Em janeiro, o santista Claudio Clarindo, “finisher” de cinco edições da RAAM e considerado até então um dos dez melhores do mundo no ultraciclismo, morreu atropelado em uma rodovia em São Paulo durante um treino. E a vasta experiência que ele tinha só comprova a vulnerabilidade desses atletas que, quando menos esperam, se veem à mercê de motoristas imprudentes. “É impossível não ficar tensa quando vou com um aluno para a estrada, e por isso prefiro assumir esse risco sozinha”, diz Dani.

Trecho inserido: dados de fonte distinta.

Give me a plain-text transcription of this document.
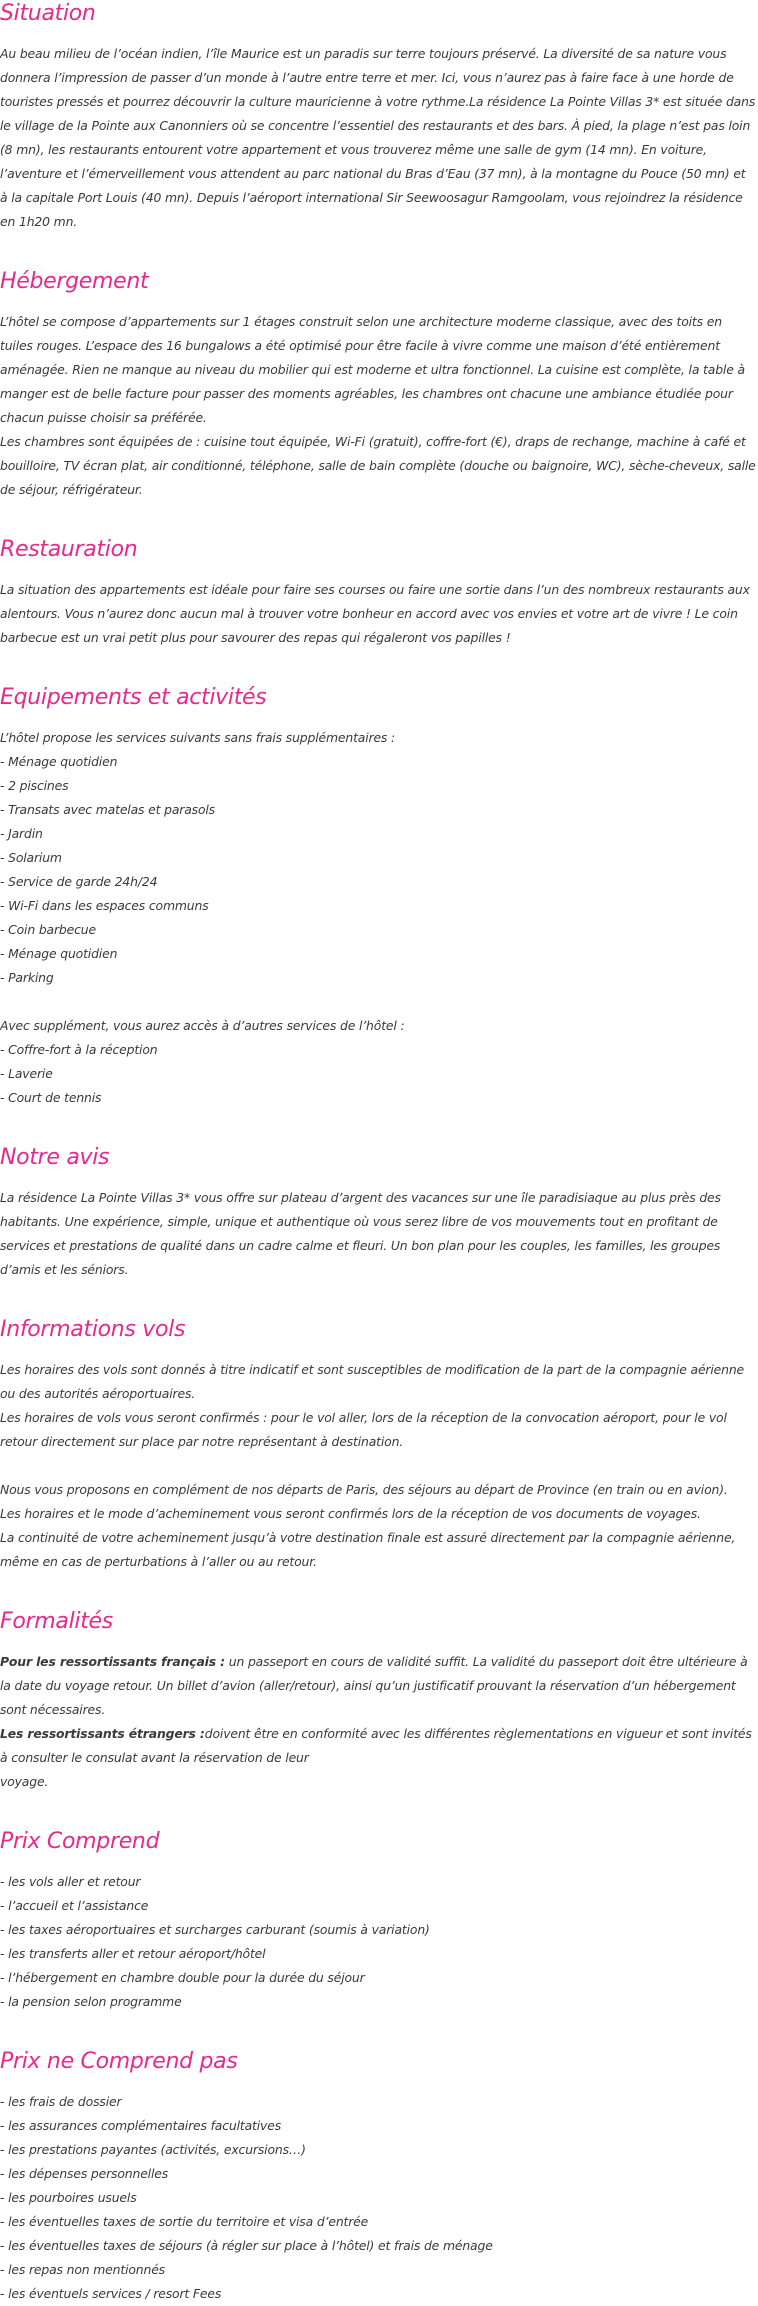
Situation

Au beau milieu de l’océan indien, l’île Maurice est un paradis sur terre toujours préservé. La diversité de sa nature vous donnera l’impression de passer d’un monde à l’autre entre terre et mer. Ici, vous n’aurez pas à faire face à une horde de touristes pressés et pourrez découvrir la culture mauricienne à votre rythme.La résidence La Pointe Villas 3* est située dans le village de la Pointe aux Canonniers où se concentre l’essentiel des restaurants et des bars. À pied, la plage n’est pas loin (8 mn), les restaurants entourent votre appartement et vous trouverez même une salle de gym (14 mn). En voiture, l’aventure et l’émerveillement vous attendent au parc national du Bras d’Eau (37 mn), à la montagne du Pouce (50 mn) et à la capitale Port Louis (40 mn). Depuis l’aéroport international Sir Seewoosagur Ramgoolam, vous rejoindrez la résidence en 1h20 mn.

Hébergement

L’hôtel se compose d’appartements sur 1 étages construit selon une architecture moderne classique, avec des toits en tuiles rouges. L’espace des 16 bungalows a été optimisé pour être facile à vivre comme une maison d’été entièrement aménagée. Rien ne manque au niveau du mobilier qui est moderne et ultra fonctionnel. La cuisine est complète, la table à manger est de belle facture pour passer des moments agréables, les chambres ont chacune une ambiance étudiée pour chacun puisse choisir sa préférée.

Les chambres sont équipées de : cuisine tout équipée, Wi-Fi (gratuit), coffre-fort (€), draps de rechange, machine à café et bouilloire, TV écran plat, air conditionné, téléphone, salle de bain complète (douche ou baignoire, WC), sèche-cheveux, salle de séjour, réfrigérateur.

Restauration

La situation des appartements est idéale pour faire ses courses ou faire une sortie dans l’un des nombreux restaurants aux alentours. Vous n’aurez donc aucun mal à trouver votre bonheur en accord avec vos envies et votre art de vivre ! Le coin barbecue est un vrai petit plus pour savourer des repas qui régaleront vos papilles !

Equipements et activités
L’hôtel propose les services suivants sans frais supplémentaires :
- Ménage quotidien
- 2 piscines
- Transats avec matelas et parasols
- Jardin
- Solarium
- Service de garde 24h/24
- Wi-Fi dans les espaces communs
- Coin barbecue
- Ménage quotidien
- Parking
Avec supplément, vous aurez accès à d’autres services de l’hôtel :
- Coffre-fort à la réception
- Laverie
- Court de tennis
Notre avis

La résidence La Pointe Villas 3* vous offre sur plateau d’argent des vacances sur une île paradisiaque au plus près des habitants. Une expérience, simple, unique et authentique où vous serez libre de vos mouvements tout en profitant de services et prestations de qualité dans un cadre calme et fleuri. Un bon plan pour les couples, les familles, les groupes d’amis et les séniors.

Informations vols

Les horaires des vols sont donnés à titre indicatif et sont susceptibles de modification de la part de la compagnie aérienne ou des autorités aéroportuaires.

Les horaires de vols vous seront confirmés : pour le vol aller, lors de la réception de la convocation aéroport, pour le vol retour directement sur place par notre représentant à destination.

Nous vous proposons en complément de nos départs de Paris, des séjours au départ de Province (en train ou en avion).

Les horaires et le mode d’acheminement vous seront confirmés lors de la réception de vos documents de voyages.

La continuité de votre acheminement jusqu’à votre destination finale est assuré directement par la compagnie aérienne, même en cas de perturbations à l’aller ou au retour.

Formalités

Pour les ressortissants français : un passeport en cours de validité suffit. La validité du passeport doit être ultérieure à la date du voyage retour. Un billet d’avion (aller/retour), ainsi qu’un justificatif prouvant la réservation d’un hébergement sont nécessaires.

Les ressortissants étrangers :doivent être en conformité avec les différentes règlementations en vigueur et sont invités à consulter le consulat avant la réservation de leur

voyage.

Prix Comprend
- les vols aller et retour
- l’accueil et l’assistance
- les taxes aéroportuaires et surcharges carburant (soumis à variation)
- les transferts aller et retour aéroport/hôtel
- l’hébergement en chambre double pour la durée du séjour
- la pension selon programme
Prix ne Comprend pas
- les frais de dossier
- les assurances complémentaires facultatives
- les prestations payantes (activités, excursions…)
- les dépenses personnelles
- les pourboires usuels
- les éventuelles taxes de sortie du territoire et visa d’entrée
- les éventuelles taxes de séjours (à régler sur place à l’hôtel) et frais de ménage
- les repas non mentionnés
- les éventuels services / resort Fees
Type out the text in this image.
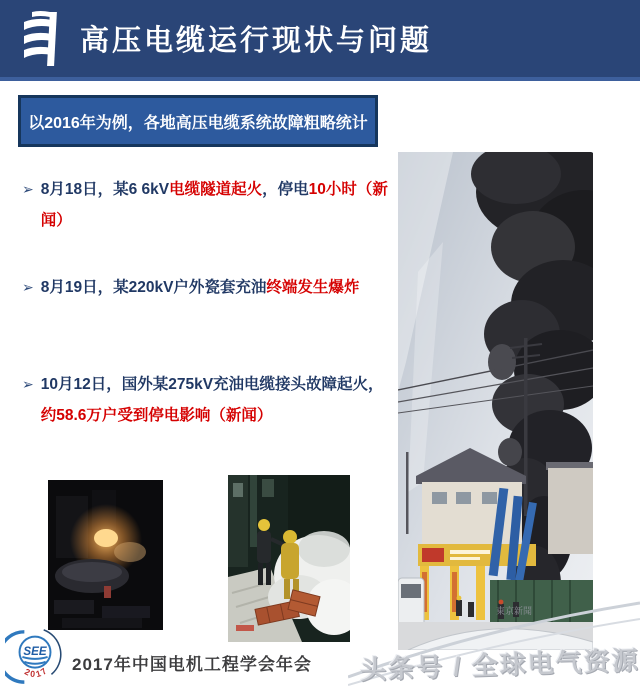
高压电缆运行现状与问题
以2016年为例，各地高压电缆系统故障粗略统计
➢ 8月18日，某6 6kV电缆隧道起火，停电10小时（新闻）
➢ 8月19日，某220kV户外瓷套充油终端发生爆炸
➢ 10月12日，国外某275kV充油电缆接头故障起火，约58.6万户受到停电影响（新闻）
東京新聞
SEE
2017 2017年中国电机工程学会年会 头条号 / 全球电气资源
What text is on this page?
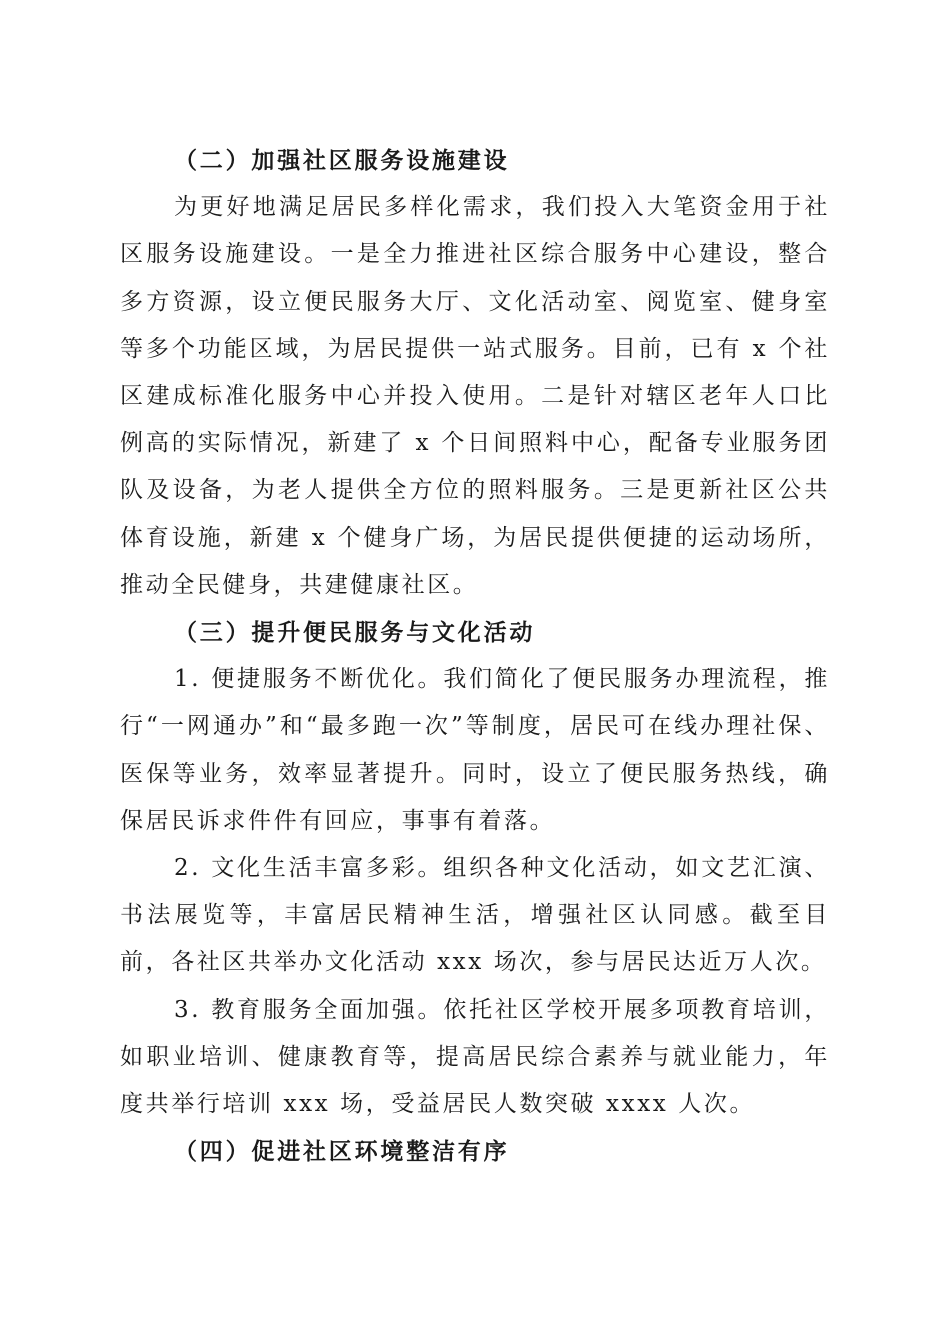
（二）加强社区服务设施建设

为更好地满足居民多样化需求，我们投入大笔资金用于社区服务设施建设。一是全力推进社区综合服务中心建设，整合多方资源，设立便民服务大厅、文化活动室、阅览室、健身室等多个功能区域，为居民提供一站式服务。目前，已有 x 个社区建成标准化服务中心并投入使用。二是针对辖区老年人口比例高的实际情况，新建了 x 个日间照料中心，配备专业服务团队及设备，为老人提供全方位的照料服务。三是更新社区公共体育设施，新建 x 个健身广场，为居民提供便捷的运动场所，推动全民健身，共建健康社区。

（三）提升便民服务与文化活动

1. 便捷服务不断优化。我们简化了便民服务办理流程，推行“一网通办”和“最多跑一次”等制度，居民可在线办理社保、医保等业务，效率显著提升。同时，设立了便民服务热线，确保居民诉求件件有回应，事事有着落。

2. 文化生活丰富多彩。组织各种文化活动，如文艺汇演、书法展览等，丰富居民精神生活，增强社区认同感。截至目前，各社区共举办文化活动 xxx 场次，参与居民达近万人次。

3. 教育服务全面加强。依托社区学校开展多项教育培训，如职业培训、健康教育等，提高居民综合素养与就业能力，年度共举行培训 xxx 场，受益居民人数突破 xxxx 人次。

（四）促进社区环境整洁有序
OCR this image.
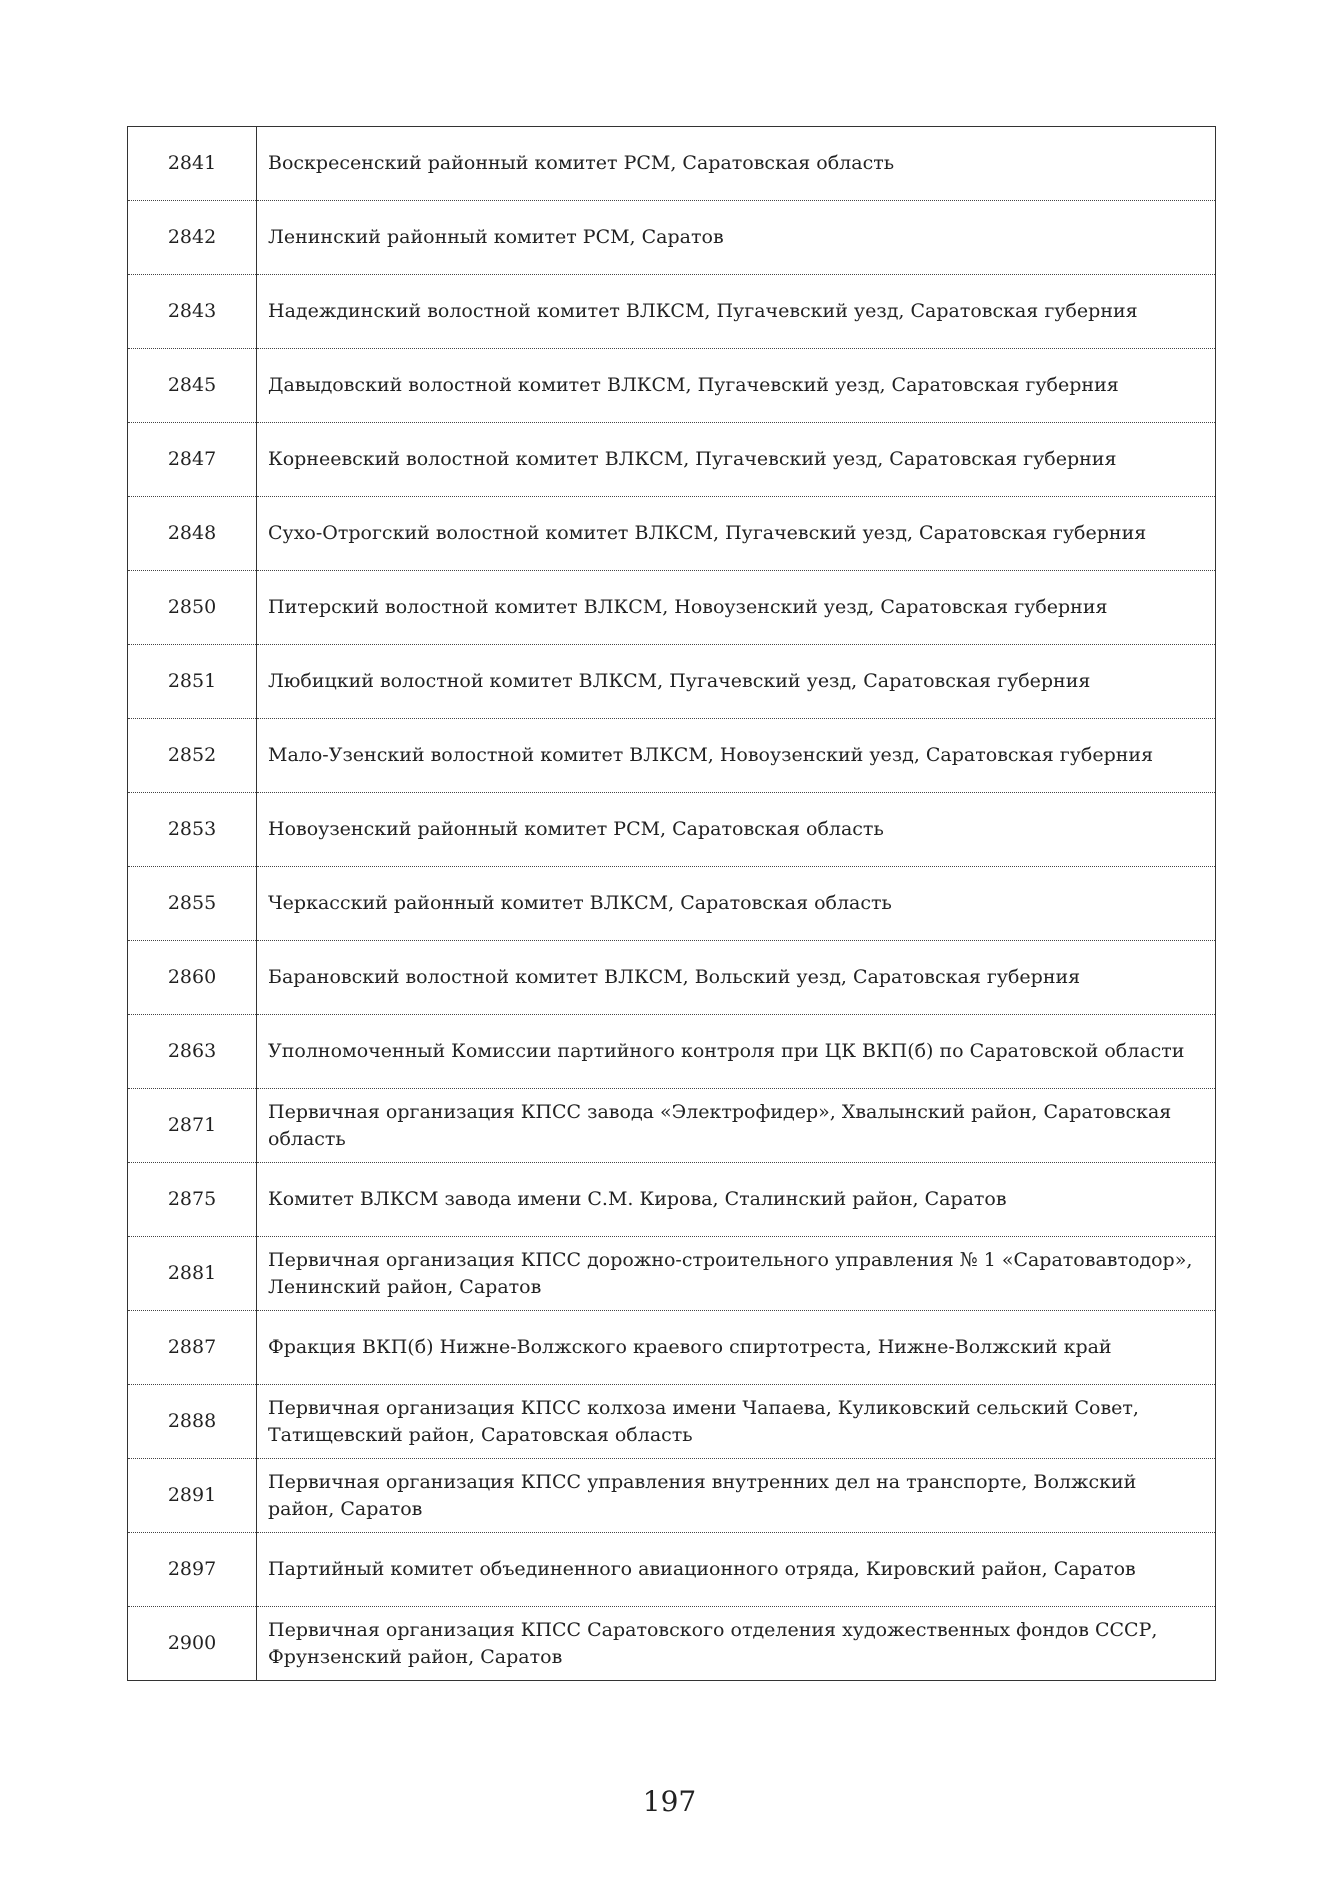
2841	Воскресенский районный комитет РСМ, Саратовская область
2842	Ленинский районный комитет РСМ, Саратов
2843	Надеждинский волостной комитет ВЛКСМ, Пугачевский уезд, Саратовская губерния
2845	Давыдовский волостной комитет ВЛКСМ, Пугачевский уезд, Саратовская губерния
2847	Корнеевский волостной комитет ВЛКСМ, Пугачевский уезд, Саратовская губерния
2848	Сухо-Отрогский волостной комитет ВЛКСМ, Пугачевский уезд, Саратовская губерния
2850	Питерский волостной комитет ВЛКСМ, Новоузенский уезд, Саратовская губерния
2851	Любицкий волостной комитет ВЛКСМ, Пугачевский уезд, Саратовская губерния
2852	Мало-Узенский волостной комитет ВЛКСМ, Новоузенский уезд, Саратовская губерния
2853	Новоузенский районный комитет РСМ, Саратовская область
2855	Черкасский районный комитет ВЛКСМ, Саратовская область
2860	Барановский волостной комитет ВЛКСМ, Вольский уезд, Саратовская губерния
2863	Уполномоченный Комиссии партийного контроля при ЦК ВКП(б) по Саратовской области
2871	Первичная организация КПСС завода «Электрофидер», Хвалынский район, Саратовская область
2875	Комитет ВЛКСМ завода имени С.М. Кирова, Сталинский район, Саратов
2881	Первичная организация КПСС дорожно-строительного управления № 1 «Саратовавтодор», Ленинский район, Саратов
2887	Фракция ВКП(б) Нижне-Волжского краевого спиртотреста, Нижне-Волжский край
2888	Первичная организация КПСС колхоза имени Чапаева, Куликовский сельский Совет, Татищевский район, Саратовская область
2891	Первичная организация КПСС управления внутренних дел на транспорте, Волжский район, Саратов
2897	Партийный комитет объединенного авиационного отряда, Кировский район, Саратов
2900	Первичная организация КПСС Саратовского отделения художественных фондов СССР, Фрунзенский район, Саратов
197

É possível entender, portanto, que desde 2009 – ano de sua épica vitória RAAM – até hoje o crescimento do ultraciclismo feminino no Brasil praticamente não existiu, exceto pelo aumento em popularidade das provas de Audax, que são pedais de longa distância, mas sem caráter competitivo. Atualmente prestes a se tornar tricampeão mundial de ultraciclismo através de Daniela Genovesi, o Brasil não tem uma nova geração atacando, um calendário de eventos se configurando e muito menos uma federação para unificar os interesses da modalidade, como já acontece lá fora. “As pessoas aqui ficam até espantadas quando eu falo que passo 24 horas pedalando; elas não têm ideia de como isso é possível.” Uma mentalidade bem diferente da de países como Estados Unidos, Itália e Áustria, onde as provas se multiplicaram na última década e houve até formação de rankings nacionais.
Durante o ano, Dani compete em três eventos internacionais, em média. São provas chanceladas pela UMCA, a associação mundial do ultraciclismo, cujos pesos diferentes dependem da fama e do seu grau de desafio. Em 2014, apesar de não estar focada no título mundial, Dani venceu a Ultracycling Dolomitica, na Itália, com intermináveis subidas de até 20 km.
No ano passado, ela foi bicampeã mundial depois de faturar a National 24 Hour Challenge (em Michigan, Estados Unidos), a Race Around Ireland e a Race Across Italy, um desafio de pouco mais de 800 km entre os mares Tirreno e Adriático. Esta última, pela segunda vez, aliás. A carioca ainda tinha na manga outra prova que aconteceria em novembro, mas que pôde descartar porque sua pontuação, àquela altura, já era inalcançável pelas adversárias.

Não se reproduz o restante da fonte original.